The Fed’s statement, with its mix of grim tidings and welcome aid, contributed to wild market oscillations as investors struggled to make sense of the economy and the path ahead. The day ended in a huge upward surge on the New York Stock Exchange — the second busiest day this year after the record volume on Monday, during a deep sell-off — that could not be tallied completely until well after the markets had closed.

The Dow swung as much as 600 points in the wake of the Fed statement, at first sinking over 200 points. But after traders absorbed the decision, they quickly reversed course, and the Dow closed the day up 429 points, or 4 percent, to 11,239.77, as some investors expressed hope that the pledge to keep interest rates low could relieve some of the gloom over the economic outlook.

“The economy is in tough shape and the Fed had a difficult job of showing that they understood that without appearing to be alarmist,” said Steven Lear, who helps to manage a $150 billion fixed-income portfolio for J.P. Morgan Asset Management. “We think that they’ve played that hand about as well as they could.”

The policy announced Tuesday is an incremental step that economists described as unlikely to drive significant growth. The Fed already has held rates near zero since December 2008, and the economy is awash in cheap money. The great impediment, beyond the Fed’s easy reach, is the lack of demand from indebted consumers, nervous businesses and a shrinking public sector.

The Fed demurred, however, from taking stronger steps to aid the struggling economy, a decision that reflected deepening divisions on its policy-making committee, which generally tries to move only by unanimous consent. The vote to promise two more years of low rates passed by a margin of 7 to 3, the first time in almost 20 years that at least three members recorded votes in dissent.

The internal controversy parallels the broader debate in Washington between those pleading for the government to redouble its support for the faltering economy, and those who doubt the utility of additional aid and fear the consequences of the vast efforts already made.

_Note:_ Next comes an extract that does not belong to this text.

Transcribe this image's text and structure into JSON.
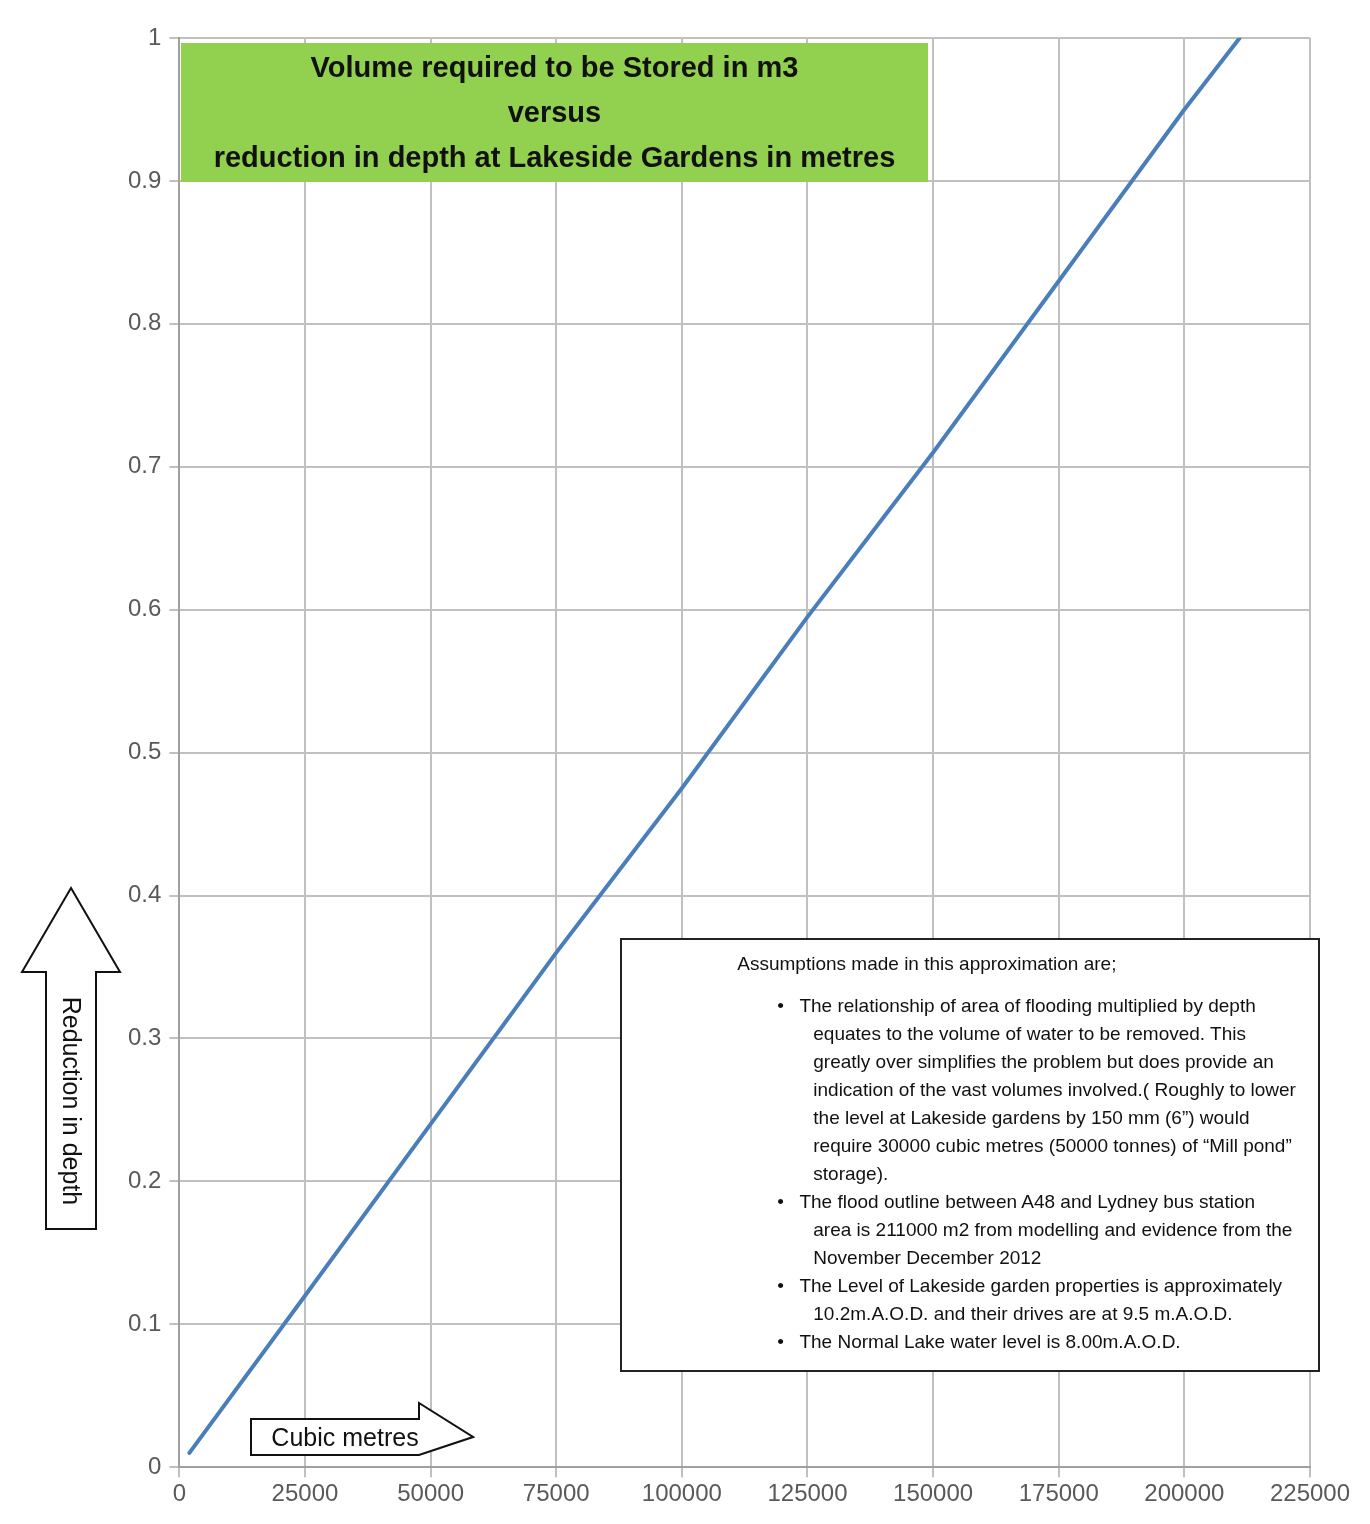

The three Fed members in dissent all have expressed concern that the central bank is not paying enough attention to inflation.

The Fed said in a statement that it would continue to consider additional measures to support the economy, but the split vote suggested that the Fed’s chairman, Ben S. Bernanke, may struggle to win sufficient support.

The statement, which includes an assessment of the economy, was a patchwork quilt of discouraging language. The labor market is deteriorating, construction is weak, housing depressed, recovery slow.

“Economic growth so far this year has been considerably slower than the committee had expected,” it said. “The committee now expects a somewhat slower pace of recovery over coming quarters.”

Twenty-five million Americans cannot find full-time work, a number the Fed said would decline “only gradually.”

The Fed is charged by Congress with minimizing unemployment, and increasingly vocal critics have questioned why the central bank is standing still even as the economy shows clear signs of faltering. The modest step announced Tuesday did not satisfy many of those critics.